If I buy a book, I want to be able to do with it what I would do with a regular paper book (take it on a trip, loan it to a friend, throw it in a lake… wait, I don’t throw books into lakes! How absurd!) DRM essentially takes the power out of my hands and I can no longer choose to do what I want to do with a legally purchased product. If Amazon was a book-lenders service (like a library) that would make sense. Libraries have certain rules about the dos and don’ts of the books you borrow (like don’t throw them into lakes…) and I respect that because I don’t own the book. If I buy a book I should then own it and thus be aloud to do what I want with it.
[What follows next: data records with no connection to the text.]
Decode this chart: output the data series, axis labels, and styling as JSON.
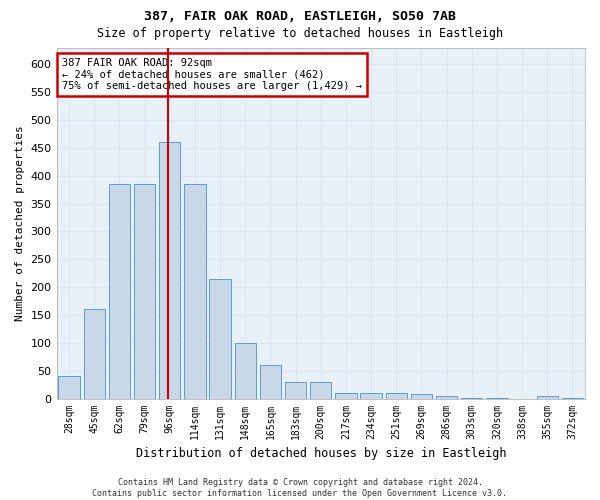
{
  "title1": "387, FAIR OAK ROAD, EASTLEIGH, SO50 7AB",
  "title2": "Size of property relative to detached houses in Eastleigh",
  "xlabel": "Distribution of detached houses by size in Eastleigh",
  "ylabel": "Number of detached properties",
  "categories": [
    "28sqm",
    "45sqm",
    "62sqm",
    "79sqm",
    "96sqm",
    "114sqm",
    "131sqm",
    "148sqm",
    "165sqm",
    "183sqm",
    "200sqm",
    "217sqm",
    "234sqm",
    "251sqm",
    "269sqm",
    "286sqm",
    "303sqm",
    "320sqm",
    "338sqm",
    "355sqm",
    "372sqm"
  ],
  "values": [
    40,
    160,
    385,
    385,
    460,
    385,
    215,
    100,
    60,
    30,
    30,
    10,
    10,
    10,
    8,
    5,
    1,
    1,
    0,
    5,
    1
  ],
  "bar_color": "#c8d8e8",
  "bar_edge_color": "#5b9bd5",
  "grid_color": "#dce6f0",
  "background_color": "#e8f0f8",
  "vline_color": "#cc0000",
  "vline_x": 3.93,
  "annotation_text": "387 FAIR OAK ROAD: 92sqm\n← 24% of detached houses are smaller (462)\n75% of semi-detached houses are larger (1,429) →",
  "annotation_box_facecolor": "#ffffff",
  "annotation_box_edgecolor": "#cc0000",
  "footer1": "Contains HM Land Registry data © Crown copyright and database right 2024.",
  "footer2": "Contains public sector information licensed under the Open Government Licence v3.0.",
  "ylim": [
    0,
    630
  ],
  "yticks": [
    0,
    50,
    100,
    150,
    200,
    250,
    300,
    350,
    400,
    450,
    500,
    550,
    600
  ]
}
Okay, so DRM gets in the way of the legitimate reader.  What about this piracy thing?  People who are interested in thievery have no problems with DRM and it hinders them in no way. DRM can easily be taken out. Now, taking out the DRM is in fact illegal… but why would a thief care about that? Books are still found on torrent sites everywhere and DRM does nothing to stop this, but instead stops legitimate readers from doing legitimate things with them. (Sidebar: In fact in Canada at the moment it is more illegal to pirate content then to break DRM. This means that if I pirate a book I would be slapped with a fine, but if I break the DRM on a legitimately purchased book just to use it in legitimate ways, I would go to jail.) Often times, even if a book has DRM at the distributor, there is the temptation to just pirate it because it makes things easier. No stolen copies have the DRM, and if that is what you are looking for as a reader, you may be turned off by the presence of DRM, knowing it will put unwelcome and unwarranted restrictions on you.  I can’t say it any better than the Free Software Foundation. “…the use of the word ‘rights’ is misleading and suggest that people instead use the term digital restrictions management.” (Wikipedia)

Conclusion:

Putting DRM on a book does not reduce piracy, and in fact may even encourage it.  It is a distributor marketing scheme that does not help authors or readers, but in fact hinders fair use of a legally purchased product.  True thievery should be dealt with on its own level, but by locking a book with DRM, that is putting out the assumption that the readers are thieves.  Why would I want to buy from a store (or author) that makes me feel like a thief?  “DRM is like walking into a store and the manager slaps you across the face screaming, ‘You’re a thief! … Now how can I help you?’ ” (source anonymous)  If you want to buy an e-book and not simply borrow it from the distributor, only buy DRM-free.